Since then water filtration experts have installed the necessary filters to provide perfectly clean drinking water which is stored in an 800-litre tank. Additional rainwater is stored in a separate tank.
Joining the couple to share the island life are Saul’s daughter Finlay, who is studying herbalism, and her partner John. The fact that the island is almost a mile from the nearest road did not deter them from living the dream.
The family group, which includes a dog called Mica and several cats, acquired a second boat, bought from the previous owners of the island. This boat, a flat fronted 35ft vessel called Growler, is now their workhorse and their main link with the outside world.

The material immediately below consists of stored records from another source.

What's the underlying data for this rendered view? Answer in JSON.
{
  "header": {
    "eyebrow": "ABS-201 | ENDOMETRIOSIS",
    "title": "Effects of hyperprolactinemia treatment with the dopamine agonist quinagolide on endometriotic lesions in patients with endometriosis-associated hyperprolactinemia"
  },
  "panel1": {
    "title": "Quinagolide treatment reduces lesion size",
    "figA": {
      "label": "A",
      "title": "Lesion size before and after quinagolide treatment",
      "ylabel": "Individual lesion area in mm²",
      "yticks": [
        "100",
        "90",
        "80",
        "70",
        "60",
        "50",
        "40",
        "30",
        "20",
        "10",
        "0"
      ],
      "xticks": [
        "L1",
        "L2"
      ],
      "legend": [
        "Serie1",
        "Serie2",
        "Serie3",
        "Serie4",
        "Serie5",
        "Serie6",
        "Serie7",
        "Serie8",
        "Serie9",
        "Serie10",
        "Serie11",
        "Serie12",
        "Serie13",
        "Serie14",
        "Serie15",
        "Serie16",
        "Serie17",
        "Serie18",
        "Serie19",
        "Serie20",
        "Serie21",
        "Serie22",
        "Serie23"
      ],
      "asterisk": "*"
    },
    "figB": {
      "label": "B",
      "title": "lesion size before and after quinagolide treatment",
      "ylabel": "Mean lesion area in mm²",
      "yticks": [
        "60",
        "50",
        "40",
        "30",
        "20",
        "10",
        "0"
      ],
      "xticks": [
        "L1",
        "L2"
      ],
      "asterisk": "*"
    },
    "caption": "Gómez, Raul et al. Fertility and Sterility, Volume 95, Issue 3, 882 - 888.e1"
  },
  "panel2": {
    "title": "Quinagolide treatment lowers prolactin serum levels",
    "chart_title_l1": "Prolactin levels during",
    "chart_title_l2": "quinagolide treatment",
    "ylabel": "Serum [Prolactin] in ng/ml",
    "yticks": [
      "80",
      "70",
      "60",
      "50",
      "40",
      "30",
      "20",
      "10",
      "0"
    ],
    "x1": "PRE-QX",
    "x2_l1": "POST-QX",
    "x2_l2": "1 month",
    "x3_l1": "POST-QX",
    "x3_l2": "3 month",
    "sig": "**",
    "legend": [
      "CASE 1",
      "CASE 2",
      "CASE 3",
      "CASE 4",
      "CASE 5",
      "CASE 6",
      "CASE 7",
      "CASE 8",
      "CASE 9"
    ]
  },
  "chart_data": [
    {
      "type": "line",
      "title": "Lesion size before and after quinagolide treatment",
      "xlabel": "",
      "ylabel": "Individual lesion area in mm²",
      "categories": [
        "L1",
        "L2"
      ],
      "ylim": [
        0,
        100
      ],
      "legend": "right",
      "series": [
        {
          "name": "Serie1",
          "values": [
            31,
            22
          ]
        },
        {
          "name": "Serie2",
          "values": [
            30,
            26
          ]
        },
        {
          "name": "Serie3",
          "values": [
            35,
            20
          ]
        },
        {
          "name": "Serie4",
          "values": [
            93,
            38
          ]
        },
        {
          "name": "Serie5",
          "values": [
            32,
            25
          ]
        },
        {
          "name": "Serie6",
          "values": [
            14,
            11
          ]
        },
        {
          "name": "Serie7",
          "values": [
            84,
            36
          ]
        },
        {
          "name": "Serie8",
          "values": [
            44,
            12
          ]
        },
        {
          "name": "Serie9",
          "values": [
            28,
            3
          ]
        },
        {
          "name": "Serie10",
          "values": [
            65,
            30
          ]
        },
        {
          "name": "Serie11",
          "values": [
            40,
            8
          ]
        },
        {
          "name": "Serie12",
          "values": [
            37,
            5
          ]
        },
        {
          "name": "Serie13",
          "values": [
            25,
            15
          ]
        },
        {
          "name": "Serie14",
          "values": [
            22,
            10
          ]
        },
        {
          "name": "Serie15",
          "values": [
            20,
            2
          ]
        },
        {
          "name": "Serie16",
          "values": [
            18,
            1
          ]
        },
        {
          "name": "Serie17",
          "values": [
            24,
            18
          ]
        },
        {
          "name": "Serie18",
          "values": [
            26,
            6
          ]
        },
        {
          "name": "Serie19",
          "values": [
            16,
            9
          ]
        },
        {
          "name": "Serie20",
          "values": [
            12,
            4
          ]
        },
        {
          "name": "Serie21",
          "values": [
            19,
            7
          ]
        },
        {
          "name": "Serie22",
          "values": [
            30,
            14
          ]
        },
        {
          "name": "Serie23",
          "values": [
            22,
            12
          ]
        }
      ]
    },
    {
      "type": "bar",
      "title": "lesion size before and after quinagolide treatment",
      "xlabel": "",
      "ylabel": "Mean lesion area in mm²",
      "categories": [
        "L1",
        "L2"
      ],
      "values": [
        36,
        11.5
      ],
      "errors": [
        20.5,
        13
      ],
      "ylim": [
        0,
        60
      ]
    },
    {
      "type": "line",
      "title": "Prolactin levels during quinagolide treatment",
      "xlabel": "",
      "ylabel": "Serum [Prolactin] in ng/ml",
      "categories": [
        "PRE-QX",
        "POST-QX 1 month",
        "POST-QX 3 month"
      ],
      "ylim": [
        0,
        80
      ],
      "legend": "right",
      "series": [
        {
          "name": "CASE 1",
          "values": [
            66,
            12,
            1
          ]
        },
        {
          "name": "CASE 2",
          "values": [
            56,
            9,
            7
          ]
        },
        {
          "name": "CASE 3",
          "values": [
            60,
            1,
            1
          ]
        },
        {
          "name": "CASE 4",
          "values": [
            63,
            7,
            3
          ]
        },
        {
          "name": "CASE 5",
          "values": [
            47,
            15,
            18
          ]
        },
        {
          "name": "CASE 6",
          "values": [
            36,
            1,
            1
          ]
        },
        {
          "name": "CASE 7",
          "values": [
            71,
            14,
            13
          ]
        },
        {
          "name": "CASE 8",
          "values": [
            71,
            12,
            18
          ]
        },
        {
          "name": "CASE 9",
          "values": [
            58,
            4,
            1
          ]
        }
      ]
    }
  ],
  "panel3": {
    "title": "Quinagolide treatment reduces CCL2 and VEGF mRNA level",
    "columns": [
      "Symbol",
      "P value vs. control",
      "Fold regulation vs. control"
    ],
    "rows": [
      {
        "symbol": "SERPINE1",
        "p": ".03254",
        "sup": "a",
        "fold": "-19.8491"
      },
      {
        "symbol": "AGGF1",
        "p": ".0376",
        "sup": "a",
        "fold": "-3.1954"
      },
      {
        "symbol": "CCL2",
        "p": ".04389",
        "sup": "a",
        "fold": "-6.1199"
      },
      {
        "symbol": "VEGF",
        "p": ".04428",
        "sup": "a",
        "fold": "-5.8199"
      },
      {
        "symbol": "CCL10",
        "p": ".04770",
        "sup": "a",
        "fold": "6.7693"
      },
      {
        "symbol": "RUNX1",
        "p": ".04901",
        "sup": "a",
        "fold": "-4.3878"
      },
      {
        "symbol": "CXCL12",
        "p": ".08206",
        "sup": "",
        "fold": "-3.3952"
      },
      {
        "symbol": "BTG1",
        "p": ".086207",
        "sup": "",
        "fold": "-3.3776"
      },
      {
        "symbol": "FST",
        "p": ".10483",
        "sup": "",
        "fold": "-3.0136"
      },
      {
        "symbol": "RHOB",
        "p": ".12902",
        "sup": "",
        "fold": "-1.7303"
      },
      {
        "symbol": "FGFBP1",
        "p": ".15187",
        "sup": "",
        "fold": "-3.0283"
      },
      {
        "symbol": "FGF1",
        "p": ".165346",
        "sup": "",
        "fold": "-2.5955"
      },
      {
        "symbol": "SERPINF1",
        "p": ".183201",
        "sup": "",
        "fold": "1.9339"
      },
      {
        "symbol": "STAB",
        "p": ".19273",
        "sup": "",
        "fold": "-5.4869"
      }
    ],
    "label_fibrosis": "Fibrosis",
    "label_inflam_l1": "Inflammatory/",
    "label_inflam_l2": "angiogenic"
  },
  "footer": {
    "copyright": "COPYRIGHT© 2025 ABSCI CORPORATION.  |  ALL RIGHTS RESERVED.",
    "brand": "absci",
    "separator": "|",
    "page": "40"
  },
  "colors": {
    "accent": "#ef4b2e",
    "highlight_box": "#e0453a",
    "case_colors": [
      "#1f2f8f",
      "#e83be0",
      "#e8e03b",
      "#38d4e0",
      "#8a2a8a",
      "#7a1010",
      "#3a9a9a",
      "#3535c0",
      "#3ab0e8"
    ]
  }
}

The boat is used as a water taxi and transports all their requirements to the island. They also have a small rowing boat to reach the bank.
“We try not to take anything to the island that we cannot get rid of,” said Saul, who advocates composting for the toilet arrangements. Separate garden composting is used for their expanding vegetable plot and greenhouse.
Finlay is also growing herbs as part of her studies and the group is also hoping to keep bees and hens in the future.
Power is supplied by a huge solar-powered bank of batteries in a purpose-built shed providing 240 volts. There is also a back-up generator for the winter months.
“It is an example of how it can be done,” Saul told me. “We have become recycling experts, reducing waste to a minimum while living so close to nature.”
Apart from the wildlife on the island the group also has the benefit of a nature reserve on the opposite bank to the towpath.
Surprisingly, the island is not natural but was created circa 1790 when the navigation company dug a straight cut to bypass sharp bends in the river.